The Henry Within
Henry's the smug one.
In the fall of 1998 I began a story with the words “Henry Burger was in doubt.” It wasn’t a good story, but it became an important one—to me, that is. Literature couldn’t give a damn, really. Even my writing director wrote upon it, “I’ve read this twice and still don’t know what it means. But I know it means something.”
At the time, Henry was in his 60s and the story’s original conception was something of an Americanized baby of Ionesco’s short novel The Hermit and Kurt Kusenberg’s short story “Meine Diebe” (“My Thieves”).
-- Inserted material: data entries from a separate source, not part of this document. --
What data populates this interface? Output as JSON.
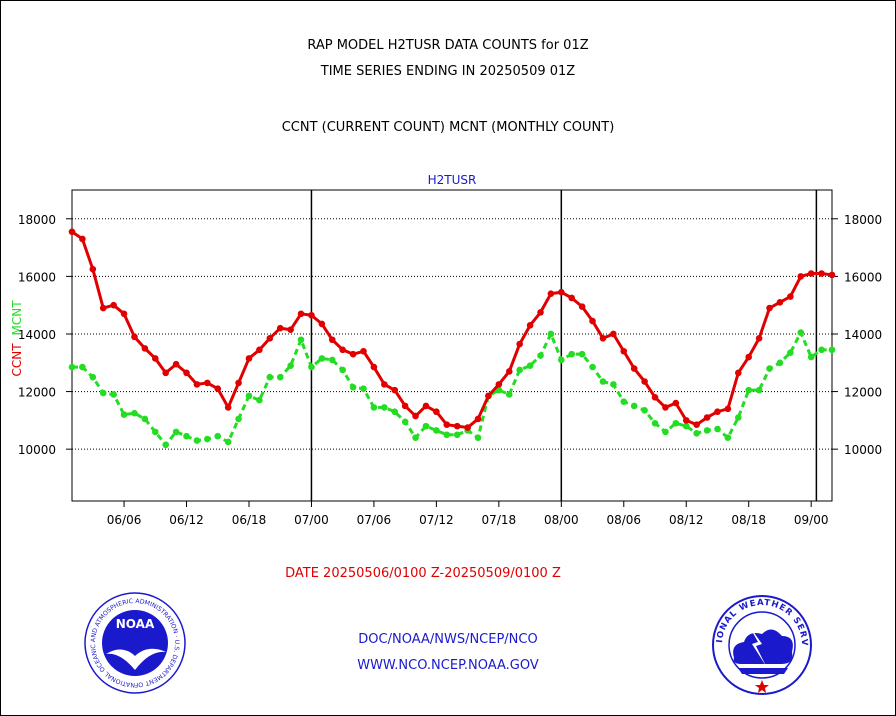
{
  "header": {
    "line1": "RAP MODEL H2TUSR DATA COUNTS for 01Z",
    "line2": "TIME SERIES ENDING IN 20250509 01Z",
    "line3": "CCNT (CURRENT COUNT) MCNT (MONTHLY COUNT)"
  },
  "footer": {
    "date_range": "DATE 20250506/0100 Z-20250509/0100 Z",
    "org_path": "DOC/NOAA/NWS/NCEP/NCO",
    "website": "WWW.NCO.NCEP.NOAA.GOV"
  },
  "logos": {
    "noaa_text": "NOAA",
    "noaa_ring": "NATIONAL OCEANIC AND ATMOSPHERIC ADMINISTRATION · U.S. DEPARTMENT OF COMMERCE ·",
    "nws_ring": "NATIONAL WEATHER SERVICE"
  },
  "colors": {
    "ccnt": "#e00000",
    "mcnt": "#22dd22",
    "title": "#1a1acc"
  },
  "chart_data": {
    "type": "line",
    "title": "H2TUSR",
    "ylabel_left": "CCNT",
    "ylabel_right": "MCNT",
    "ylim": [
      8200,
      19000
    ],
    "yticks": [
      10000,
      12000,
      14000,
      16000,
      18000
    ],
    "grid": "horizontal",
    "x": [
      0,
      1,
      2,
      3,
      4,
      5,
      6,
      7,
      8,
      9,
      10,
      11,
      12,
      13,
      14,
      15,
      16,
      17,
      18,
      19,
      20,
      21,
      22,
      23,
      24,
      25,
      26,
      27,
      28,
      29,
      30,
      31,
      32,
      33,
      34,
      35,
      36,
      37,
      38,
      39,
      40,
      41,
      42,
      43,
      44,
      45,
      46,
      47,
      48,
      49,
      50,
      51,
      52,
      53,
      54,
      55,
      56,
      57,
      58,
      59,
      60,
      61,
      62,
      63,
      64,
      65,
      66,
      67,
      68,
      69,
      70,
      71,
      72,
      73
    ],
    "xlim": [
      0,
      73
    ],
    "xticks": [
      {
        "at": 5,
        "label": "06/06"
      },
      {
        "at": 11,
        "label": "06/12"
      },
      {
        "at": 17,
        "label": "06/18"
      },
      {
        "at": 23,
        "label": "07/00"
      },
      {
        "at": 29,
        "label": "07/06"
      },
      {
        "at": 35,
        "label": "07/12"
      },
      {
        "at": 41,
        "label": "07/18"
      },
      {
        "at": 47,
        "label": "08/00"
      },
      {
        "at": 53,
        "label": "08/06"
      },
      {
        "at": 59,
        "label": "08/12"
      },
      {
        "at": 65,
        "label": "08/18"
      },
      {
        "at": 71,
        "label": "09/00"
      }
    ],
    "day_boundaries": [
      23,
      47,
      71.5
    ],
    "series": [
      {
        "name": "CCNT",
        "color": "#e00000",
        "values": [
          17550,
          17300,
          16250,
          14900,
          15000,
          14700,
          13900,
          13500,
          13150,
          12650,
          12950,
          12650,
          12250,
          12300,
          12100,
          11450,
          12300,
          13150,
          13450,
          13850,
          14200,
          14150,
          14700,
          14650,
          14350,
          13800,
          13450,
          13300,
          13400,
          12850,
          12250,
          12050,
          11500,
          11150,
          11500,
          11300,
          10850,
          10800,
          10750,
          11050,
          11850,
          12250,
          12700,
          13650,
          14300,
          14750,
          15400,
          15450,
          15250,
          14950,
          14450,
          13850,
          14000,
          13400,
          12800,
          12350,
          11800,
          11450,
          11600,
          11000,
          10850,
          11100,
          11300,
          11400,
          12650,
          13200,
          13850,
          14900,
          15100,
          15300,
          16000,
          16100,
          16100,
          16050
        ]
      },
      {
        "name": "MCNT",
        "color": "#22dd22",
        "values": [
          12850,
          12850,
          12500,
          11950,
          11900,
          11200,
          11250,
          11050,
          10600,
          10150,
          10600,
          10450,
          10300,
          10350,
          10450,
          10250,
          11050,
          11850,
          11700,
          12500,
          12500,
          12900,
          13800,
          12850,
          13150,
          13100,
          12750,
          12150,
          12100,
          11450,
          11450,
          11300,
          10950,
          10400,
          10800,
          10650,
          10500,
          10500,
          10650,
          10400,
          11850,
          12050,
          11900,
          12750,
          12900,
          13250,
          14000,
          13100,
          13300,
          13300,
          12850,
          12350,
          12250,
          11650,
          11500,
          11350,
          10900,
          10600,
          10900,
          10800,
          10550,
          10650,
          10700,
          10400,
          11100,
          12050,
          12050,
          12800,
          13000,
          13350,
          14050,
          13200,
          13450,
          13450
        ]
      }
    ]
  }
}
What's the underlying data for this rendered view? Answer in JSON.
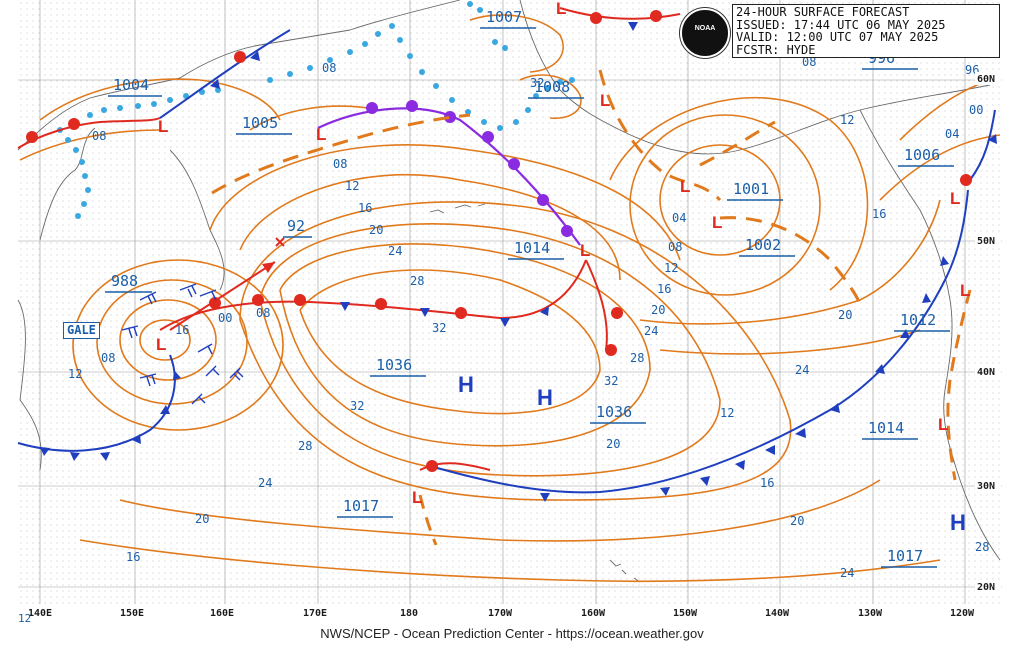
{
  "header": {
    "line1": "24-HOUR SURFACE FORECAST",
    "line2": "ISSUED: 17:44 UTC 06 MAY 2025",
    "line3": "VALID:  12:00 UTC 07 MAY 2025",
    "line4": "FCSTR:  HYDE"
  },
  "logo_text": "NOAA",
  "footer": "NWS/NCEP - Ocean Prediction Center - https://ocean.weather.gov",
  "gale_label": "GALE",
  "credit": "12",
  "longitude_labels": [
    "140E",
    "150E",
    "160E",
    "170E",
    "180",
    "170W",
    "160W",
    "150W",
    "140W",
    "130W",
    "120W"
  ],
  "latitude_labels": [
    "60N",
    "50N",
    "40N",
    "30N",
    "20N"
  ],
  "pressure_boxes": [
    "1004",
    "1005",
    "1007",
    "1008",
    "1001",
    "1002",
    "1006",
    "988",
    "92",
    "1014",
    "1036",
    "1036",
    "1017",
    "1012",
    "1014",
    "1017",
    "996"
  ],
  "isobar_labels": [
    "08",
    "08",
    "08",
    "12",
    "16",
    "20",
    "24",
    "28",
    "32",
    "32",
    "28",
    "24",
    "20",
    "16",
    "12",
    "08",
    "04",
    "08",
    "12",
    "16",
    "20",
    "24",
    "28",
    "32",
    "24",
    "20",
    "16",
    "12",
    "08",
    "04",
    "00",
    "96",
    "00",
    "08",
    "12",
    "16",
    "20",
    "24",
    "28",
    "32",
    "20",
    "16",
    "12",
    "92",
    "00",
    "08"
  ],
  "low_symbol": "L",
  "high_symbol": "H",
  "colors": {
    "isobar": "#e07a1c",
    "cold_front": "#1f3fbf",
    "warm_front": "#e02a1f",
    "occluded": "#8a2be2",
    "ice_edge": "#3aa8e0",
    "label_blue": "#1b5fa8"
  }
}
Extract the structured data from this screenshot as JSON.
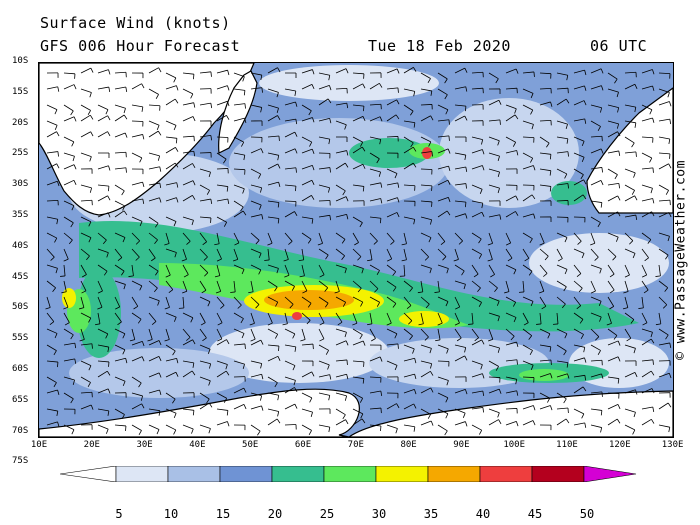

You needn’t know either work. I don’t believe the latter has even appeared in English and am sure I can no longer understand its German.
Further confusing matters, Henry was in many respects a cousin of John Berryman’s Dream Songs poems.
I had big ideas then. I still do, but they aren't that outrageous.
So Henry was in his 60s. The story ran something like 60 pages. (I believe I edited down to 40 or so for handing it out to the workshop.) And while I never did anything else with that Henry story, and while Henry never had a thing to do with other workshop submissions, I kept on writing Henry.
Henry became an alter ego and creative partner. Whenever I didn’t know what to write, I started to write about my life but referred to myself in third person and by the name Henry. Soon, Henry would take over and fictionalize things. Soon, I lost track of the boundaries between us. I lost track of whose experiences I recalled, much in the way even an obviously fanciful dream can sit in the mind like a truth for a good spell.
The castle tour, the hawk you caught on your wrist. The beginning of an affair.
Henry grew younger. He became much more like me. (That was easier, I guess, than me trying to age 30 or 35 years to catch up to him.) He used to look like me but is now more of an Ichabod Crane. He's had money, been homeless, inherited a tidy sum. He's a shut in. He travels. He's uncontrollably happy. He's unhinged and suicidal. He rarely reveals anything about himself to others but they do to him. He tells himself stories about them, loses track of what he's invented and what they've told him. He feels forever in need of departure but finds himself, no matter where he is, greatly relieved to be home. He's in love with life. It crushes him.
Sometimes I think a good number of my secret smiles are Henry's doing. Henry isn’t talking out loud. He isn’t a voice moving around me. Let's not loose the medication. But he does seem to be part of a dialogue deep down inside my brain. He produces the cat-who-ate-the-canary grins. I’m sure of it.